Comparing DC and Istanbul? Well, Istanbul is bigger than Washington in terms of population but Ankara is the capital of Turkey. Istanbul is more like New York. The lifestyle is more stable in Washington. We work by appointment here. Lots of smart people – politicians, lawyers, high-end doctors – are based in Washington so we work by a schedule. It’s simple and easy and I like the organised lifestyle. In my time in Istanbul you didn’t have appointments. It didn’t matter how much business you had, people would just walk in.

Until October 2006 I went back home every two months because my father was very ill. I lost him and the plan now is to go once a year; we have a property there that my wife loves.

Istanbul is very diverse, the people are really warm and friendly and the cuisine is the best in the world. And most of the Turks I’ve met and been around, both male and female, are very wise business people. The entrepreneurial spirit is in their blood.

Every time I go back to Istanbul, I think it’s grown. The last couple of years? So much construction. It’s getting more organised and the educational level has improved so much.

I’m 100 per cent satisfied in America but what I miss about Turkey is how very welcoming it is. And everyone should know it has the best beaches on earth. Check out Bodrum: it’s beautiful. The first time my wife came to Turkey she couldn’t stop staring at the water.

Members of every ethnic group naturally cluster together – like a magnet. Of course I have Turkish employees – tons of them – among my 40-50 staff. They’re very talented and they work hard. I love my people; I’m very proud to be Turkish. We shouldn’t forget our foundations.

It’s been a long time since I felt foreign here, except when we go on little trips to the countryside. I’ve never lost my accent but what I like about it is that you’re different from people so you get attention and people look into your eyes more.

Georgetown is my favorite area of DC for sure. I like it because it’s very historical; it’s not built from concrete. I like the gardens and small houses. I like the water, the river there – everything about it.

I have one son. He’s almost six. He understands Turkish right now – about 80 per cent. We’d like to have a live-in tutor or nanny. I travel a lot and work long hours so we’d like him to have a Turkish person to live with.

What was strange, when I arrived in America, was that there were not a lot of good stylists here. In fact, my next step is to open an academy and train people.

Most of our clientele are in politics. They want an easy-to-maintain, respectable-looking cut with a clean line. As a professional businesswoman or businessman, on television or in politics, you don’t want your hair to draw more attention than your brain. In Istanbul the difference is that they want their hair as edgy as possible – even the politicians. To me, if I’m in politics, my look should be more professional.

Turks love Americans. I don’t know any one single person who has the opposite feeling.
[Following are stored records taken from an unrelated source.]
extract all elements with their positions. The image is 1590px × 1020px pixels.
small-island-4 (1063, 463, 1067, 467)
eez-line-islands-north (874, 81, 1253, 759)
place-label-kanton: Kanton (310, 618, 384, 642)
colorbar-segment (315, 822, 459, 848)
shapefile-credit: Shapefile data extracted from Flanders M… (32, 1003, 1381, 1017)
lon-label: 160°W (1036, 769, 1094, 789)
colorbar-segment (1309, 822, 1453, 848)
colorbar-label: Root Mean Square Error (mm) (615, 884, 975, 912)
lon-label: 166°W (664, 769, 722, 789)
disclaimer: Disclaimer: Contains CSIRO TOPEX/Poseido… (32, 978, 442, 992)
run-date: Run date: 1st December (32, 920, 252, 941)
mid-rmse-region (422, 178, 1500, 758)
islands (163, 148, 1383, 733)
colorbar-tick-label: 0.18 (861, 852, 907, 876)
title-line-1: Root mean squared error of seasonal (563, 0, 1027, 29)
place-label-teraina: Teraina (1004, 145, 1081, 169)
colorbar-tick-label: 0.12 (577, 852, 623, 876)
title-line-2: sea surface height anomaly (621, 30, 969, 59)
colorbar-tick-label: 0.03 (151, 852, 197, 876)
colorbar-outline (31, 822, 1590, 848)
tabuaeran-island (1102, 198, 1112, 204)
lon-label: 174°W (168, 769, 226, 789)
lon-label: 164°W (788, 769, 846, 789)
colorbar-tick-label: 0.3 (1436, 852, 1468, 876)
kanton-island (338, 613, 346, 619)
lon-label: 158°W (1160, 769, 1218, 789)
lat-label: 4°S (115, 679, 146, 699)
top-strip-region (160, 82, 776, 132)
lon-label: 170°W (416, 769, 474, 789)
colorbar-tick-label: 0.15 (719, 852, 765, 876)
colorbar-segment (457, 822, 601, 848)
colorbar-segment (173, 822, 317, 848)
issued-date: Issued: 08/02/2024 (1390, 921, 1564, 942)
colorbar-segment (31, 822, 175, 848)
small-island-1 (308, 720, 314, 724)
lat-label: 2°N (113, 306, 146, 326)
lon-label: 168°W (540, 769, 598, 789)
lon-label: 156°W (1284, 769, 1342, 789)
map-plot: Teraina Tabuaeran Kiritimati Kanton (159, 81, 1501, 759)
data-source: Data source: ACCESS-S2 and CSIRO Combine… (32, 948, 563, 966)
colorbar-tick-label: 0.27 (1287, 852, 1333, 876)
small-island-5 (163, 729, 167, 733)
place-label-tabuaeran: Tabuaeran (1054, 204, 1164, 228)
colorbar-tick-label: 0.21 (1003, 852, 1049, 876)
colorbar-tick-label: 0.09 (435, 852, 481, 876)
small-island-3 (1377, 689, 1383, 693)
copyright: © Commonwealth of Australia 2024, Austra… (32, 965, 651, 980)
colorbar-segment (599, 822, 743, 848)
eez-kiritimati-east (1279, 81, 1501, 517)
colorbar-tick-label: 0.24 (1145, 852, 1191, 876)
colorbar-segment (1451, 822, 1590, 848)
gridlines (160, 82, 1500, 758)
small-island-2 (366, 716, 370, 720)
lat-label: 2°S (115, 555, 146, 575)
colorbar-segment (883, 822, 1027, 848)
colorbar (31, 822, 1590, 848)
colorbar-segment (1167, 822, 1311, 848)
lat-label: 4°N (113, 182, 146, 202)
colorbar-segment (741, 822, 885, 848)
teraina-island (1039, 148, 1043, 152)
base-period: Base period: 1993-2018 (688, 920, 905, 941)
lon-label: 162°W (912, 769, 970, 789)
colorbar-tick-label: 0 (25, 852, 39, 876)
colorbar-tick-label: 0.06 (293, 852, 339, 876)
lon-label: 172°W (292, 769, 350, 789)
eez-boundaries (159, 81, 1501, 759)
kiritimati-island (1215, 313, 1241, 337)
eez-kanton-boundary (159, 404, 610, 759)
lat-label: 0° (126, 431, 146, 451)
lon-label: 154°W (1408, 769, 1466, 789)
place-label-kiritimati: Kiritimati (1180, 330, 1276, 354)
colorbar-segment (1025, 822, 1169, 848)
Turkey is a Muslim country and we can show the world how westernised and open-minded – and not fanatical – a Muslim country can be.

In Washington, if you have talent nothing can stop you. There’s a huge opportunity to make it in America. If you’re honest, humble and work hard, I don’t think anything can stop you. You will succeed.

I have no plans to go back to Turkey full time but you never know. Maybe if I make it to 80. I am so happy here.